New York Press Association
- Abbreviation: NYPA
- Formation: 1853
- Type: NGO
- Purpose: Journalism-related and First Amendment issues
- Headquarters: Cohoes, New York
- President: Mark Vinciguerra
- Executive director: Bryce Jacobson
- Website: nynewspapers.com

= New York Press Association =

Member organization for New York state newspapers

The New York Press Association (NYPA) is a member organization of newspapers in New York State.

The NYPA provides editorial assistance, advice and counsel to its 800 member newspapers, advocates for best journalism practices, provides a libel hotline for member papers, and promotes journalism education. NYPA runs an annual journalism competition and provides training at an annual conference.

NYPA is headquartered in Cohoes, New York.

==History==

NYPA was founded September 8, 1853 when thirty-two newspapermen met in Elmira, New York for a "Convention of the Editors and Publishers of Western and Southern New York." They banded together in part because of concerns about advertising rates and their work force but the exchange of information about mutual interests was also a motivating factor. At the time, NYPA was called the "Western New York Typographical Association." John Phelps of the Mayville Sentinel was its first president. The organization was later known by two other names: the "New York State Editorial and Typographical Association" (1858), and "Editor and Publishers Association of the State of New York) (1871). It was re-named "New York Press Association" in 1874.

By 1895, NYPA had 256 members, each paying $2 a year for membership dues. During the Great Depression, Matthew Lyle Spencer, dean of Syracuse University's School of Journalism, offered NYPA office space, a manager, contest judges and convention assistance. NYPA was headquartered at Syracuse from 1937 through 1982, when it moved to Albany, New York.

In 1945, the New York Press Service was officially established as the profit-making arm of NYPA. It generates revenue, primarily through advertising sales, to support the entire operation.

==Annual meetings==
Members of the NYPA traveled to Washington, D.C., to meet with the U.S. President Ulysses S. Grant in May 1874. On June 9, 1875, the 21st annual meeting of the NYPA was held in Elmira. About 40 members of the Alabama Press Association also attended the meeting.

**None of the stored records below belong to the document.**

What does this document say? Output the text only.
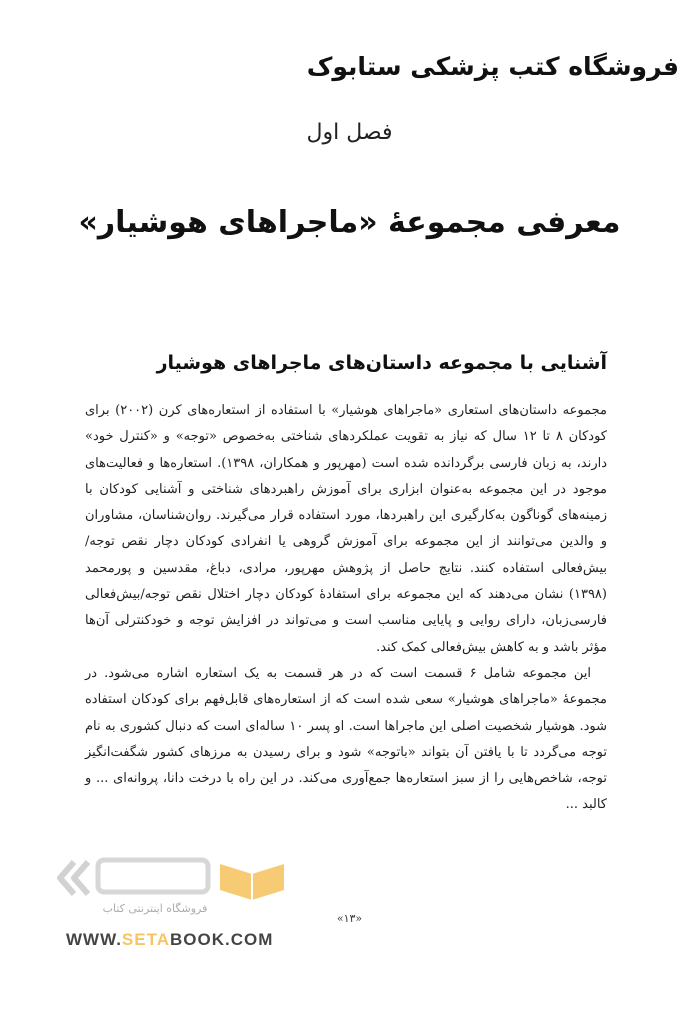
فروشگاه کتب پزشکی ستابوک
فصل اول
معرفی مجموعهٔ «ماجراهای هوشیار»
آشنایی با مجموعه داستان‌های ماجراهای هوشیار

مجموعه داستان‌های استعاری «ماجراهای هوشیار» با استفاده از استعاره‌های کرن (۲۰۰۲) برای کودکان ۸ تا ۱۲ سال که نیاز به تقویت عملکردهای شناختی به‌خصوص «توجه» و «کنترل خود» دارند، به زبان فارسی برگردانده شده است (مهرپور و همکاران، ۱۳۹۸). استعاره‌ها و فعالیت‌های موجود در این مجموعه به‌عنوان ابزاری برای آموزش راهبردهای شناختی و آشنایی کودکان با زمینه‌های گوناگون به‌کارگیری این راهبردها، مورد استفاده قرار می‌گیرند. روان‌شناسان، مشاوران و والدین می‌توانند از این مجموعه برای آموزش گروهی یا انفرادی کودکان دچار نقص توجه/بیش‌فعالی استفاده کنند. نتایج حاصل از پژوهش مهرپور، مرادی، دباغ، مقدسین و پورمحمد (۱۳۹۸) نشان می‌دهند که این مجموعه برای استفادهٔ کودکان دچار اختلال نقص توجه/بیش‌فعالی فارسی‌زبان، دارای روایی و پایایی مناسب است و می‌تواند در افزایش توجه و خودکنترلی آن‌ها مؤثر باشد و به کاهش بیش‌فعالی کمک کند.

این مجموعه شامل ۶ قسمت است که در هر قسمت به یک استعاره اشاره می‌شود. در مجموعهٔ «ماجراهای هوشیار» سعی شده است که از استعاره‌های قابل‌فهم برای کودکان استفاده شود. هوشیار شخصیت اصلی این ماجراها است. او پسر ۱۰ ساله‌ای است که دنبال کشوری به نام توجه می‌گردد تا با یافتن آن بتواند «باتوجه» شود و برای رسیدن به مرزهای کشور شگفت‌انگیز توجه، شاخص‌هایی را از سبز استعاره‌ها جمع‌آوری می‌کند. در این راه با درخت دانا، پروانه‌ای ... و کالبد ...

«۱۳»
فروشگاه اینترنتی کتاب
WWW.SETABOOK.COM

On June 8, 1881, the NYPA held its 25th annual meeting in Utica, New York., with William Curtis of Harper's Weekly giving an address to 2,500 attendees.
NYPA's annual meetings have featured a variety of newsmakers discussing industry issues as well as state and national politics:

Governor Franklin Roosevelt addressed the annual meeting of NYPA editors in February 1929 and outlined a plan to provide $12 million in relief to poor farmers in New York state. On Feb. 6, 1953, M.N. Taylor, a Wisconsin conservationist, told the 101st annual meeting of the NYPA in Syracuse that reforestation of 2 million acres of state land was important for the long-term production of newsprint.

In 1973, U.S. Representative Bella Abzug called for federal safeguards to protect a journalist's right to protect confidential sources. Senator Robert F. Kennedy addressed a group of NYPA editors on Feb. 12, 1968, criticizing the proliferation of governmental units and calling for more a centralized plan of attack on Hudson River pollution.

==Activities==
Since 1930, NYPA has run a statewide "Better Newspaper Competition" awarding prizes to newspapers for journalism. The journalism competition dates back to 1875 when NYPA began offering prizes of $3 to $5 for news writing and printing.

==Leadership==
In 1975, Ann V. Dulye of Walden, New York and co-publisher of The Stewart Citizen and Citizen-Herald of Walden, became the first woman president of NYPA.
Michelle K. Rea, hired as associate director in 1992, was appointed executive director Jan. 1, 1996.